The aforementioned translations come from the Douay-Rheims Bible, the New International Version and the New American Standard Bible. Antonio Persili suggests an alternative translation in his treatise "Le tracce della Risurrezione in Giovanni" ("The traces of the Resurrection according to John"). The burial cloths, or othonia in Greek, were lying in keimena position which stands for outspread, intact, not unbound, undamaged, empty inside. However, the sweat cloths (the Sudarium of Oviedo, the Holy Cap) were not spread on the grave stone but were lying in another position as if His head had still been inside. Sister Blandina Paschalis Schlömer believes that this was caused by blood, sweat and plasma coagulation as well as aromatic oils and myrrh fixation in the sudaria fabric. This created a crust which held the shroud fabric where His head had been before. On top there was the Veil of Manoppello with the image of Resurrected Christ visible against the white cloth. Therefore Peter and John, the Apostles, saw "outspread bands and the face-cloth which had been around His head, not outspread with the bands but just the opposite, wrapped in one position" (John 20:7). Moreover, the Greek original of the Gospel mentions the horizontal position of the cloths outspread on the grave stone, yet the words alla choris entetyligmenon describe the veil still wrapped around where His face had been, in a surprising position i.e. "raised".

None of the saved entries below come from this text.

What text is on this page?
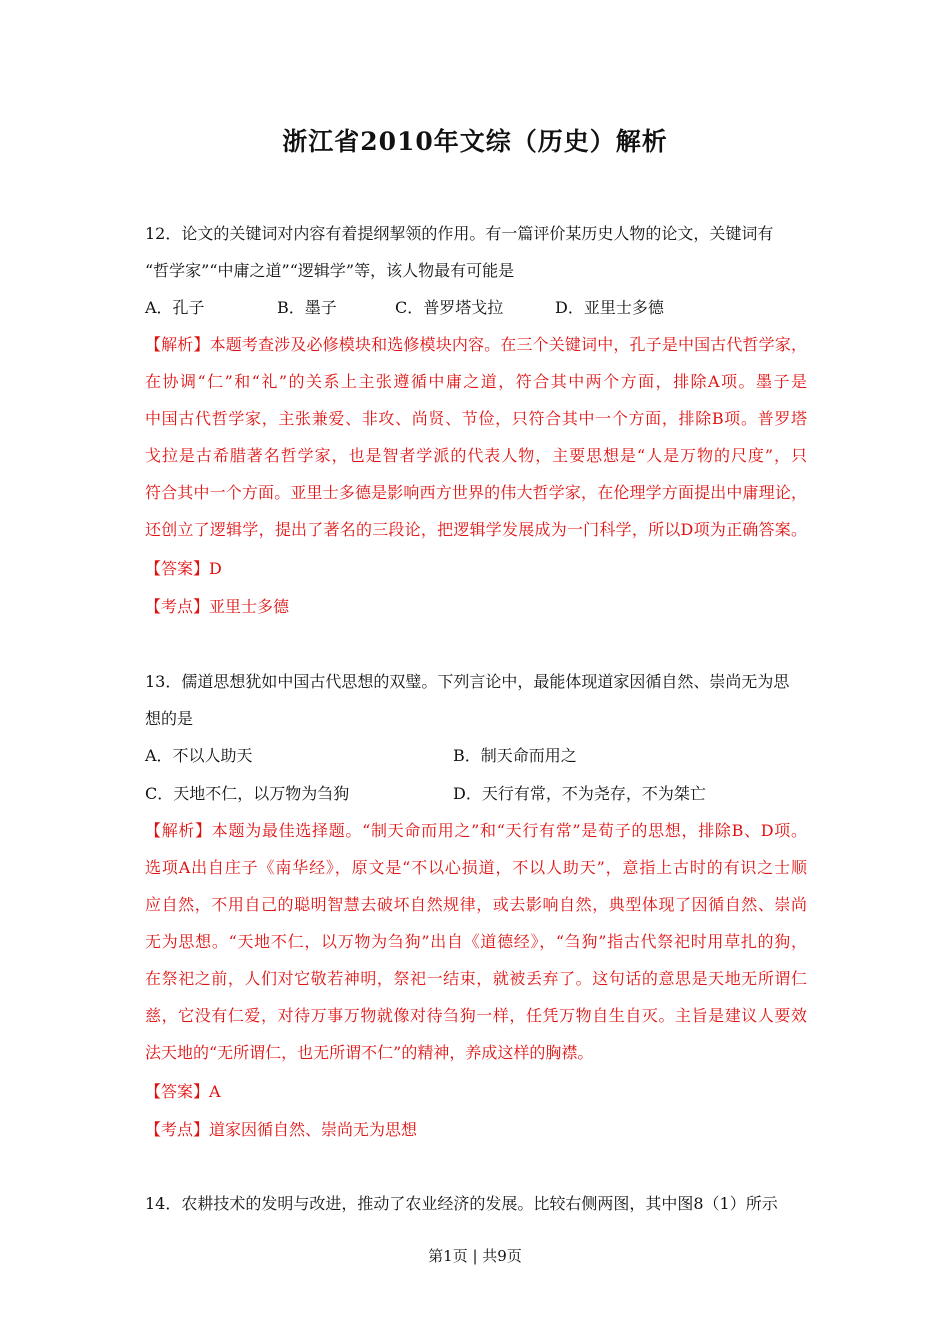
浙江省2010年文综（历史）解析
12．论文的关键词对内容有着提纲挈领的作用。有一篇评价某历史人物的论文，关键词有
“哲学家”“中庸之道”“逻辑学”等，该人物最有可能是
A．孔子	B．墨子	C．普罗塔戈拉	D．亚里士多德
【解析】本题考查涉及必修模块和选修模块内容。在三个关键词中，孔子是中国古代哲学家，
在协调“仁”和“礼”的关系上主张遵循中庸之道，符合其中两个方面，排除A项。墨子是
中国古代哲学家，主张兼爱、非攻、尚贤、节俭，只符合其中一个方面，排除B项。普罗塔
戈拉是古希腊著名哲学家，也是智者学派的代表人物，主要思想是“人是万物的尺度”，只
符合其中一个方面。亚里士多德是影响西方世界的伟大哲学家，在伦理学方面提出中庸理论，
还创立了逻辑学，提出了著名的三段论，把逻辑学发展成为一门科学，所以D项为正确答案。
【答案】D
【考点】亚里士多德
13．儒道思想犹如中国古代思想的双璧。下列言论中，最能体现道家因循自然、崇尚无为思
想的是
A．不以人助天	B．制天命而用之
C．天地不仁，以万物为刍狗	D．天行有常，不为尧存，不为桀亡
【解析】本题为最佳选择题。“制天命而用之”和“天行有常”是荀子的思想，排除B、D项。
选项A出自庄子《南华经》，原文是“不以心损道，不以人助天”，意指上古时的有识之士顺
应自然，不用自己的聪明智慧去破坏自然规律，或去影响自然，典型体现了因循自然、崇尚
无为思想。“天地不仁，以万物为刍狗”出自《道德经》，“刍狗”指古代祭祀时用草扎的狗，
在祭祀之前，人们对它敬若神明，祭祀一结束，就被丢弃了。这句话的意思是天地无所谓仁
慈，它没有仁爱，对待万事万物就像对待刍狗一样，任凭万物自生自灭。主旨是建议人要效
法天地的“无所谓仁，也无所谓不仁”的精神，养成这样的胸襟。
【答案】A
【考点】道家因循自然、崇尚无为思想
14．农耕技术的发明与改进，推动了农业经济的发展。比较右侧两图，其中图8（1）所示
第1页 | 共9页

No matter how we interpret the Greek original, John's behaviour is worth noticing. He was younger than Peter (and the youngest of the apostles) so he reached the tomb a bit earlier. He stooped (tombs from that period were usually chambers cut in soft rock to form a hollow below the surface so in order to enter them one had to bend) but he did not enter the tomb. According to one hypothesis, he waited for Peter showing respect for his age and position. Maybe John simply got scared like a human being? However, one cannot say that he was a coward. He was the only one of the apostles to stay under his Rabbi's cross, he never denied knowing Him and died of natural causes not like a martyr. What did he expect when he was running towards the tomb remembering the words of Mary Magdalene "They have taken away the Lord out of the tomb, and we do not know where they have laid Him"? He must have expected to find an empty tomb but what he found stupefied him. Inside he saw intact burial cloths, arranged in a strange way...

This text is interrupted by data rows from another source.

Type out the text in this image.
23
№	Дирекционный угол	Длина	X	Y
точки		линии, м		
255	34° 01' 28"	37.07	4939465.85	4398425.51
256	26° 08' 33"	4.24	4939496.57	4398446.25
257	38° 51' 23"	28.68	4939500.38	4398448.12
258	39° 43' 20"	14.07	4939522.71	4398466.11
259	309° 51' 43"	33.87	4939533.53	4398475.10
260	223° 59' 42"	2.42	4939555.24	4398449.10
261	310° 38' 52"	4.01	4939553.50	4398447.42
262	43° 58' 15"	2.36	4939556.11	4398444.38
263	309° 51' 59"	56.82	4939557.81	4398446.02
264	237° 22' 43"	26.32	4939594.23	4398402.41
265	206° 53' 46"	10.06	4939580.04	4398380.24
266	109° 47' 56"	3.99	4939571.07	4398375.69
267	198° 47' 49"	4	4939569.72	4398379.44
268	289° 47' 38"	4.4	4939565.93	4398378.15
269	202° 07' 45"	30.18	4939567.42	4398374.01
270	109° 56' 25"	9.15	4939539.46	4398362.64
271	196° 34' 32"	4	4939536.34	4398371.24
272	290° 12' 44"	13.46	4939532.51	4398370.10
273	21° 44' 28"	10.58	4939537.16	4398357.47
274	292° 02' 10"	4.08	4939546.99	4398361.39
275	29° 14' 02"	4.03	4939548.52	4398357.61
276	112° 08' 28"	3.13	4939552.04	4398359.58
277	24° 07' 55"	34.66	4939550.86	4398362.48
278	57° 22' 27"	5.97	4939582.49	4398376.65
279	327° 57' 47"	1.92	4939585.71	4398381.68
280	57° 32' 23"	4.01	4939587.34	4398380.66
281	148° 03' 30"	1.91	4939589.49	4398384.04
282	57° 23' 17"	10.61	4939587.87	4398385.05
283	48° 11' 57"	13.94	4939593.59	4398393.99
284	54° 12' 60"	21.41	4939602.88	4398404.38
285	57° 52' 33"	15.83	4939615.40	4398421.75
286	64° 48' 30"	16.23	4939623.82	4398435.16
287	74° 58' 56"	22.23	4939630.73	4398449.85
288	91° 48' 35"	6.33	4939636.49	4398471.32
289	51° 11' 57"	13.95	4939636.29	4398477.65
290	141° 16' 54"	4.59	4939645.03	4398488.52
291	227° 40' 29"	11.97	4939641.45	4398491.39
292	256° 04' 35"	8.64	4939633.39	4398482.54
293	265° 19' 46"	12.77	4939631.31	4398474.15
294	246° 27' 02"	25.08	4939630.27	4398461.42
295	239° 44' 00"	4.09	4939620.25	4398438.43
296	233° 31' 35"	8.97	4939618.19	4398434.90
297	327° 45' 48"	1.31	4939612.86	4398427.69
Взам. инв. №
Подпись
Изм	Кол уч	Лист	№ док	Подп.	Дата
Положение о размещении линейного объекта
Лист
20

The arrangement of cloths on Friday evening

The arrangement of cloths on Sunday morning

A detailed language analysis reveals one more fact. Greeks used not fewer than six different words for perception. The word eiden used in this context means not only the fact of seeing something but also understanding what one sees. In Polish we sometimes say "reading comprehension" which is contrasted with thoughtless reading, without involving one's mind enough. Eiden means "to see and understand what one has seen". Therefore, having entered the tomb, John saw, understood what he saw and finally believed in Resurrection.

A slide with the image from Manoppello with a copy of the Sudarium of Oviedo in the background

Why is there no other mention of the Veil in the Gospels? One must realise that in those days making any images of God was forbidden by religious regulations. It was considered a blasphemy and severely punished. That is why any keepsakes of the Rabbi's passion were thoroughly hidden and stored with due reverence. The precious Veil of byssus cloth was something completely exceptional for the followers of Christ. The linen Shroud was also unique although it did not directly show the image of the Crucified Christ. The Shroud's true message was discovered not before 1898 when its first negative photo was taken.

As any relic of this sort, the Veil arouses much controversy. The majority of disbelievers have not seen the fabric with their own eyes. However, one may make an effort and look in the eyes of the Person from the Veil. Personally, I am profoundly impressed.